The meeting should be held in a timely manner to ensure that participants can properly reflect on the events. Also, you don't want to wait too long, or the participants could forget the details of the incident or get caught up in other duties and not be able to take the time for a lessons learned meeting.
Give participants the option to respond anonymously, but try to track responses at least by department so that it's clear where response expertise resides.
As far as who to include in the lessons learned meeting, be sure to think beyond the norm. Include people who were present on the day of the incident; the people who brought the systems back online; and other supporting players, such as human resources, legal, public relations, logistics, purchasing, etc., as their reports about the incident may provide a better and more holistic big picture.
A key consideration for the post-mortem is to keep the emphasis on identifying the facts and not placing blame on any individual actions or inactions.
Lessons learned meeting agenda and questions
When you've brought the attendees together, you will want to understand the who, what, where, when, why, how and if aspects of the incident. This is not a precise process, but more of a contributory discussion where participants are expected to offer comments regarding the events and possible causes.
In preparation for the meeting, have a timeline of the event documented and available for a presentation during which attendees can add addition events.
Some questions to consider for the meeting include the following:
- When was the problem first detected, how, and by whom?
- What was the scope of the incident? Systems affected? Symptoms? Alarms? Alerts?
- What procedures were followed? What procedural steps were missed or omitted, and why?
- Who was in charge of the incident? What was the incident response leadership and management structure? Was this effective, or are changes suggested, and why?
- Were the procedures and directives adequate? If not, what needs to be modified?
- What information was missing during the incident? What are the I wish I had ... aspects of the event to be considered for future incident response and supporting procedures?
- Did you take any steps or actions that might have inhibited recovery, and why?
- Did you take any steps or actions that worked well and reduced the impact of the recovery, and why? Were these steps mentioned in any procedures or incident response guides?
- How could sharing incident information with other personnel and organizations be improved? What worked particularly well?
- What corrective actions can prevent similar incidents in the future?
- What precursors or indicators should be monitored in the future to detect and prevent similar incidents?
- What additional tools, resources or training are needed to detect, analyze and mitigate future events?
- What could have been done better?
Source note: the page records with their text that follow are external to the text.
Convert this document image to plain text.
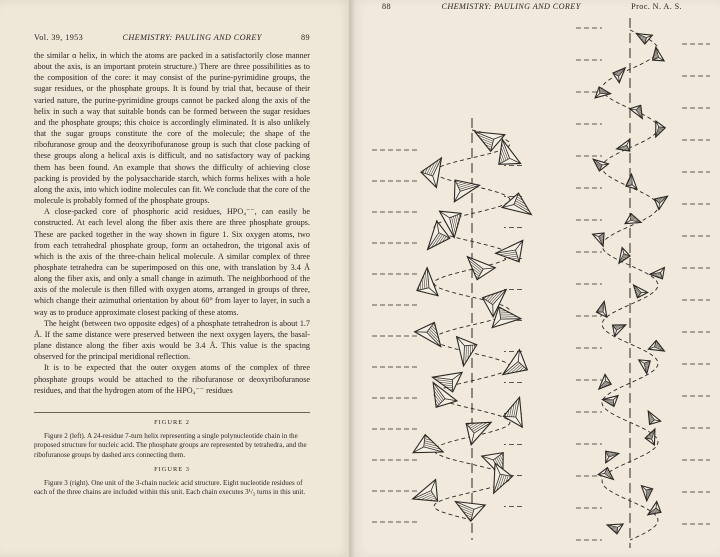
Vol. 39, 1953	CHEMISTRY: PAULING AND COREY	89

the similar α helix, in which the atoms are packed in a satisfactorily close manner about the axis, is an important protein structure.) There are three possibilities as to the composition of the core: it may consist of the purine-pyrimidine groups, the sugar residues, or the phosphate groups. It is found by trial that, because of their varied nature, the purine-pyrimidine groups cannot be packed along the axis of the helix in such a way that suitable bonds can be formed between the sugar residues and the phosphate groups; this choice is accordingly eliminated. It is also unlikely that the sugar groups constitute the core of the molecule; the shape of the ribofuranose group and the deoxyribofuranose group is such that close packing of these groups along a helical axis is difficult, and no satisfactory way of packing them has been found. An example that shows the difficulty of achieving close packing is provided by the polysaccharide starch, which forms helixes with a hole along the axis, into which iodine molecules can fit. We conclude that the core of the molecule is probably formed of the phosphate groups.

A close-packed core of phosphoric acid residues, HPO₄⁻⁻, can easily be constructed. At each level along the fiber axis there are three phosphate groups. These are packed together in the way shown in figure 1. Six oxygen atoms, two from each tetrahedral phosphate group, form an octahedron, the trigonal axis of which is the axis of the three-chain helical molecule. A similar complex of three phosphate tetrahedra can be superimposed on this one, with translation by 3.4 Å along the fiber axis, and only a small change in azimuth. The neighborhood of the axis of the molecule is then filled with oxygen atoms, arranged in groups of three, which change their azimuthal orientation by about 60° from layer to layer, in such a way as to produce approximate closest packing of these atoms.

The height (between two opposite edges) of a phosphate tetrahedron is about 1.7 Å. If the same distance were preserved between the next oxygen layers, the basal-plane distance along the fiber axis would be 3.4 Å. This value is the spacing observed for the principal meridional reflection.

It is to be expected that the outer oxygen atoms of the complex of three phosphate groups would be attached to the ribofuranose or deoxyribofuranose residues, and that the hydrogen atom of the HPO₄⁻⁻ residues

FIGURE 2

Figure 2 (left). A 24-residue 7-turn helix representing a single polynucleotide chain in the proposed structure for nucleic acid. The phosphate groups are represented by tetrahedra, and the ribofuranose groups by dashed arcs connecting them.

FIGURE 3

Figure 3 (right). One unit of the 3-chain nucleic acid structure. Eight nucleotide residues of each of the three chains are included within this unit. Each chain executes 3¹/₃ turns in this unit.

88	CHEMISTRY: PAULING AND COREY	Proc. N. A. S.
How? Why?
- What is the wish list of improvements in the cyber incident response process, procedures, forms, equipment, etc.?
It is important to remember that the purpose of after-action reporting is to capture the team's strengths, weaknesses, lessons learned and corrective actions for the security incident response process.
An example of a detailed after-action reporting template was included in FEMA's HSEEP.
Improvement plan tracking
A key deliverable from the after-action reporting and lessons learned discussions is a list of the action items that need to be implemented in order to improve the security incident response process. These recommendations need to be tracked to completion and recorded as such. Unfortunately, many organizations don't track their incident response lessons learned and recommendations to completion.
The security incident response process goes beyond simply preparing for an event, detecting a cyberattack, analyzing a situation, and then containing and eradicating the threat. An effective organization recognizes that the security incident response lifecycle requires serious attention to post-incident reviews and analyses, such as lessons learned meetings and after-action reporting, with a primary emphasis on fixing the issues discovered during the event so they won't negatively impact the response to the next cyberattack.